What Freight Farms is really trying to achieve is more than just growing lettuce in a shipping container, however. Last time we interviewed the outfit, the goal was to achieve a distributed food system that addresses many of the issues that the conventional produce industry has created: food waste, ugly produce being discarded, and a focus solely on yield maximization to the detriment of ecosystems.

“Schools are a good fit because of the value add that is placed on food and the variety and the quality of food served in cafeterias. There’s not just one customer that schools have to attract. They’re also selling to parents. They have to really be able to give comfort to mom and dad that the student has access to high-quality food and food programming,” McNamara explains.

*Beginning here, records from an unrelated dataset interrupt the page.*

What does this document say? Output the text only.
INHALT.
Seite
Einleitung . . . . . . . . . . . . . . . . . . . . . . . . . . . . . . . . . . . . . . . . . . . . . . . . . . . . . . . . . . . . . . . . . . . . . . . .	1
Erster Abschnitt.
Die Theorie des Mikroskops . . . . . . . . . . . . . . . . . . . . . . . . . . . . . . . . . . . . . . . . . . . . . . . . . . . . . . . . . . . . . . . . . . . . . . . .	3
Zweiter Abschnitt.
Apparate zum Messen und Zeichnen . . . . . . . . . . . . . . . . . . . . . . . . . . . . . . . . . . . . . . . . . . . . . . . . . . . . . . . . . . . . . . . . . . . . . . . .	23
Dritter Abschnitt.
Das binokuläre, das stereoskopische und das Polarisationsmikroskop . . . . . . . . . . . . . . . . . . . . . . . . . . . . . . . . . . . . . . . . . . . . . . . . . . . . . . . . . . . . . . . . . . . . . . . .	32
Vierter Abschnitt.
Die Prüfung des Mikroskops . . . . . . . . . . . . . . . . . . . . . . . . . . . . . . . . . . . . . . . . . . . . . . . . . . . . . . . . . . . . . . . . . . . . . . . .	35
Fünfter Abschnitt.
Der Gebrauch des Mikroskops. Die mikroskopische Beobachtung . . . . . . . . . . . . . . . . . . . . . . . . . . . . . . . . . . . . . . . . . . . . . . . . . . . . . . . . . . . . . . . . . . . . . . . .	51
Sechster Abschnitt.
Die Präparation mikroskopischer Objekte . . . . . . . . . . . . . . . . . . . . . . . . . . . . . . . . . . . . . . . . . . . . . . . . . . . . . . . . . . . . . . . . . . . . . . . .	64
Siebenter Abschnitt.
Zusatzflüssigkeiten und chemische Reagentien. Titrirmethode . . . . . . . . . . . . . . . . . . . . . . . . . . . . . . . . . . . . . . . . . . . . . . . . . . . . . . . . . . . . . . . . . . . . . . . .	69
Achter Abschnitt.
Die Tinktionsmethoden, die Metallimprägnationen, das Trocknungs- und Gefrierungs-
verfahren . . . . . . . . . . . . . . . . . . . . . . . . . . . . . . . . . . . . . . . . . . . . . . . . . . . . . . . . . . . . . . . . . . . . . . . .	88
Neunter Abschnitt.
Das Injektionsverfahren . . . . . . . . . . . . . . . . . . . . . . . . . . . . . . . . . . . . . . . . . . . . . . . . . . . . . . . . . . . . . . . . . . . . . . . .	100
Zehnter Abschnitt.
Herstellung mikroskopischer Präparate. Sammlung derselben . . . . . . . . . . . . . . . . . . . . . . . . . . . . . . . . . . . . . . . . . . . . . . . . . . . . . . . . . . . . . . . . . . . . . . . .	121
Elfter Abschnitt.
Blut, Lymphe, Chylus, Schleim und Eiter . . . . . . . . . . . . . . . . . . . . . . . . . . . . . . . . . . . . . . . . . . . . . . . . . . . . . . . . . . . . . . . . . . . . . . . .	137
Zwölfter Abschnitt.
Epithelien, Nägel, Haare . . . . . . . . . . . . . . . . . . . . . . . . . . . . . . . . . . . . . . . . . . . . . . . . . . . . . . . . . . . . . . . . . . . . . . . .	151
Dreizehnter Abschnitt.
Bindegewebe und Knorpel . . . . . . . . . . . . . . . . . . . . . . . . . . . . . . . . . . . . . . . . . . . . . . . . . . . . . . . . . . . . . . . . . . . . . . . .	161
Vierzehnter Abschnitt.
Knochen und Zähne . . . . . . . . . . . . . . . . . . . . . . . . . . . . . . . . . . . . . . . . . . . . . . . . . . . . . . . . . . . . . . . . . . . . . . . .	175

Students are also hungry for this type of offering, as consumers at large search for ways to get closer to the roots of the food that they consume any way they can. At McNamara’s alma mater, Northeastern, for example, one of its educational programs includes a food co-op where students can work on real-world applications of local food systems.

The indoor ag space is seeing some renewed attention recently, with three of AFN’s top 10 best-read stories in 2019 focusing on the sector. 

“I think what’s really exciting now versus just a few years ago is the recognition that this opportunity a lot of us have been talking about is, in fact, big and that there are various markets for us to go after,” McNamara says. 

With a freshly inked Sodexo partnership under his belt, it’s hard to say he’s wrong.